I remember the first time being worried about wearing a swimsuit. I was at a youth activity (maybe I was 14?) at a pool about an hour away from home. For some reason I didn’t have a suit, so my mom gave me money to rent one. Yikes a rental suit.
It was a one piece with huge cut outs on the sides and I felt super self conscious wearing it.
I’ve always been very physically active so I’m guessing I looked fine. I don’t have the wherewithal to make that judgment looking back and that’s ok. I did struggle with acne -seems like I did forever (obviously that’s not a fact) so I had judgements about my face.

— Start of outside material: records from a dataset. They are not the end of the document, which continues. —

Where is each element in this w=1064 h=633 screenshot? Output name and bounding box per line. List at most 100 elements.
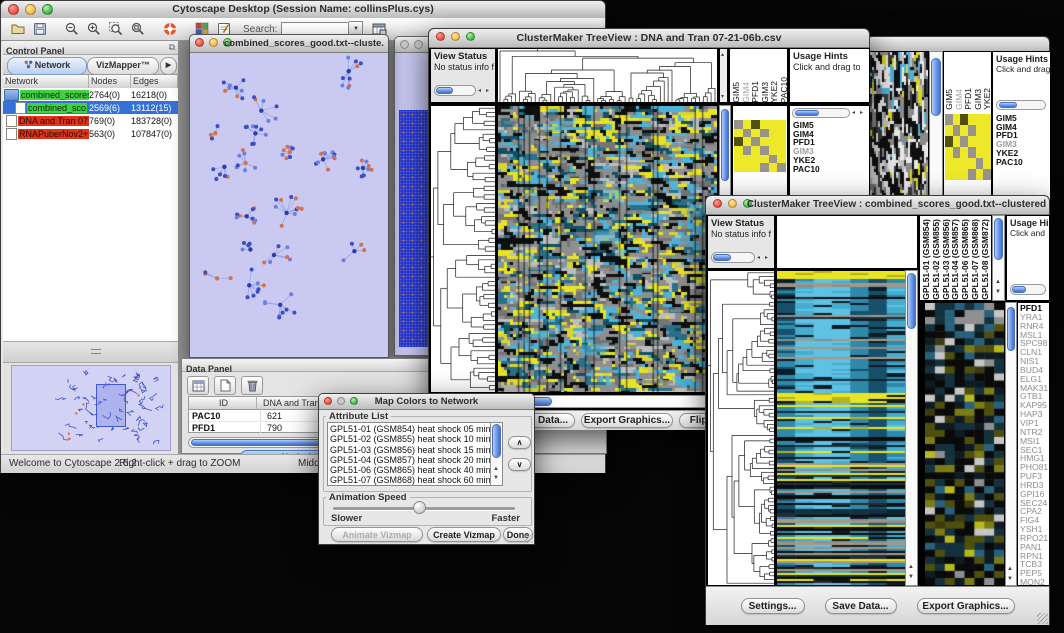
dendrogram-scroll-strip[interactable]: ▴▾: [719, 48, 728, 103]
network-table-header: Network Nodes Edges: [3, 75, 178, 89]
list-vscrollbar[interactable]: ▲▼: [490, 423, 502, 485]
heatmap-vscrollbar[interactable]: ▲▼: [905, 270, 918, 586]
network-edges-count: 183728(0): [131, 116, 178, 126]
resize-grip[interactable]: [524, 534, 533, 543]
col-network[interactable]: Network: [3, 75, 89, 88]
heatmap-cell: [743, 163, 752, 172]
global-heatmap-panel[interactable]: [776, 270, 906, 586]
heatmap-canvas[interactable]: [498, 106, 717, 392]
heatmap-cell: [743, 146, 752, 155]
attribute-list-item[interactable]: GPL51-07 (GSM868) heat shock 60 min: [328, 475, 490, 485]
heatmap-cell: [777, 137, 786, 146]
navigator-viewport-rect[interactable]: [96, 384, 126, 427]
network-view-window[interactable]: combined_scores_good.txt--cluste...: [189, 34, 389, 358]
float-panel-icon[interactable]: ⧉: [169, 42, 175, 53]
row-dendrogram[interactable]: [430, 105, 496, 393]
attribute-list-item[interactable]: GPL51-06 (GSM865) heat shock 40 min: [328, 465, 490, 475]
minimize-button[interactable]: [209, 38, 218, 47]
main-title-bar[interactable]: Cytoscape Desktop (Session Name: collins…: [1, 1, 605, 19]
export-graphics-button[interactable]: Export Graphics...: [917, 598, 1015, 614]
zoom-heatmap-matrix[interactable]: [734, 120, 786, 172]
speed-slider-thumb[interactable]: [413, 501, 426, 514]
network-nodes-count: 563(0): [89, 129, 131, 139]
heatmap-cell: [769, 155, 778, 164]
scroll-left-arrow[interactable]: ◂: [757, 254, 760, 262]
zoom-fit-icon[interactable]: [128, 20, 148, 39]
close-button[interactable]: [400, 40, 409, 49]
move-up-button[interactable]: ∧: [508, 436, 531, 449]
new-attribute-icon[interactable]: [214, 376, 236, 395]
treeview1-titlebar[interactable]: ClusterMaker TreeView : DNA and Tran 07-…: [429, 29, 869, 48]
status-hscrollbar[interactable]: [434, 85, 476, 96]
column-dendrogram[interactable]: [497, 48, 718, 103]
column-label: PAC10: [780, 77, 789, 103]
heatmap-cell: [743, 120, 752, 129]
id-column-header[interactable]: ID: [189, 397, 257, 410]
scroll-left-arrow[interactable]: ◂: [852, 109, 855, 117]
save-data-button[interactable]: Save Data...: [825, 598, 897, 614]
heatmap-cell: [983, 158, 991, 169]
status-hscrollbar[interactable]: [711, 252, 755, 263]
scroll-right-arrow[interactable]: ▸: [486, 87, 489, 95]
heatmap-cell: [751, 120, 760, 129]
zoom-hscrollbar[interactable]: [792, 108, 850, 118]
tab-network[interactable]: Network: [7, 57, 87, 75]
resize-grip[interactable]: [1037, 613, 1048, 624]
delete-attribute-trash-icon[interactable]: [241, 376, 263, 395]
settings-button[interactable]: Settings...: [741, 598, 805, 614]
network-list-item[interactable]: DNA and Tran 07769(0)183728(0): [3, 114, 178, 127]
network-overview-navigator[interactable]: [11, 365, 171, 451]
labels-vscrollbar[interactable]: ▲▼: [992, 215, 1005, 301]
network-list-item[interactable]: combined_sco2569(6)13112(15): [3, 101, 178, 114]
scroll-left-arrow[interactable]: ◂: [478, 87, 481, 95]
tab-vizmapper[interactable]: VizMapper™: [87, 57, 159, 75]
attribute-listbox[interactable]: GPL51-01 (GSM854) heat shock 05 minGPL51…: [327, 422, 503, 486]
minimize-button[interactable]: [414, 40, 423, 49]
move-down-button[interactable]: ∨: [508, 458, 531, 471]
attribute-list-item[interactable]: GPL51-02 (GSM855) heat shock 10 min: [328, 434, 490, 444]
column-dendrogram[interactable]: [776, 215, 918, 269]
zoom-heatmap-panel[interactable]: [924, 302, 1005, 586]
save-session-button[interactable]: [30, 20, 50, 39]
network-list-item[interactable]: combined_scores2764(0)16218(0): [3, 88, 178, 101]
zoom-hscrollbar[interactable]: [1010, 284, 1046, 295]
help-lifering-icon[interactable]: [160, 20, 180, 39]
network-nodes-count: 2764(0): [89, 90, 131, 100]
scroll-right-arrow[interactable]: ▸: [860, 109, 863, 117]
create-vizmap-button[interactable]: Create Vizmap: [427, 527, 501, 542]
background-treeview-titlebar[interactable]: [867, 37, 1049, 52]
zoom-hscrollbar[interactable]: [996, 100, 1046, 110]
select-attributes-icon[interactable]: [187, 376, 209, 395]
attribute-list-item[interactable]: GPL51-03 (GSM856) heat shock 15 min: [328, 445, 490, 455]
dialog-titlebar[interactable]: Map Colors to Network: [319, 394, 534, 410]
zoom-vscrollbar[interactable]: ▲▼: [1005, 302, 1017, 586]
row-id: PAC10: [189, 411, 261, 421]
col-nodes[interactable]: Nodes: [89, 75, 131, 88]
animate-vizmap-button[interactable]: Animate Vizmap: [331, 527, 423, 542]
export-graphics-button[interactable]: Export Graphics...: [581, 413, 673, 428]
panel-divider-handle[interactable]: [3, 341, 178, 363]
close-button[interactable]: [195, 38, 204, 47]
open-session-button[interactable]: [8, 20, 28, 39]
scroll-right-arrow[interactable]: ▸: [765, 254, 768, 262]
zoom-out-icon[interactable]: [62, 20, 82, 39]
zoom-in-icon[interactable]: [84, 20, 104, 39]
network-list-item[interactable]: RNAPuberNov2+563(0)107847(0): [3, 127, 178, 140]
attribute-list-item[interactable]: GPL51-04 (GSM857) heat shock 20 min: [328, 455, 490, 465]
attribute-list-item[interactable]: GPL51-01 (GSM854) heat shock 05 min: [328, 424, 490, 434]
dense-network-grid[interactable]: [399, 110, 429, 347]
zoom-heatmap-canvas[interactable]: [925, 303, 1004, 585]
network-list: combined_scores2764(0)16218(0)combined_s…: [3, 88, 178, 341]
treeview2-titlebar[interactable]: ClusterMaker TreeView : combined_scores_…: [706, 196, 1049, 215]
heatmap-canvas[interactable]: [777, 271, 905, 585]
heatmap-cell: [960, 147, 968, 158]
zoom-selected-icon[interactable]: [106, 20, 126, 39]
zoom-heatmap-matrix[interactable]: [945, 114, 991, 180]
col-edges[interactable]: Edges: [131, 75, 178, 88]
row-dendrogram[interactable]: [707, 270, 775, 586]
global-heatmap-panel[interactable]: [497, 105, 718, 393]
close-button[interactable]: [713, 199, 722, 208]
network-canvas[interactable]: [190, 52, 388, 357]
minimize-button[interactable]: [728, 199, 737, 208]
more-tabs-button[interactable]: ▶: [160, 57, 177, 75]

Every summer I try to find a swimsuit I can feel comfortable and try not to judge my body. I play in the pool with my grandkids, I play in the ocean, I play in the lake, I play in the sprinklers. I love the water-I wear lots of sunscreen because the rosacea on my face doesn’t like the sun but I love the water.
The last couple of years I’ve purchased two piece suits to practice nonjudgment about my body; plus it’s easier to find separates that fit my top and bottom better.
Here’s another summer where I am triggered to judge my body as not good enough and I’m trying to be mindful of those old crazy thoughts (that are not facts) and in the moment to just enjoy the water. Just enjoy the water.
Here I am off Grand Cayman trying to hold a stingray
Here I am in Jamaica riding a horse in the ocean.
Here I am in Tulum Mexico in the prettiest water ever.
Yes I think it’s more important to enjoy.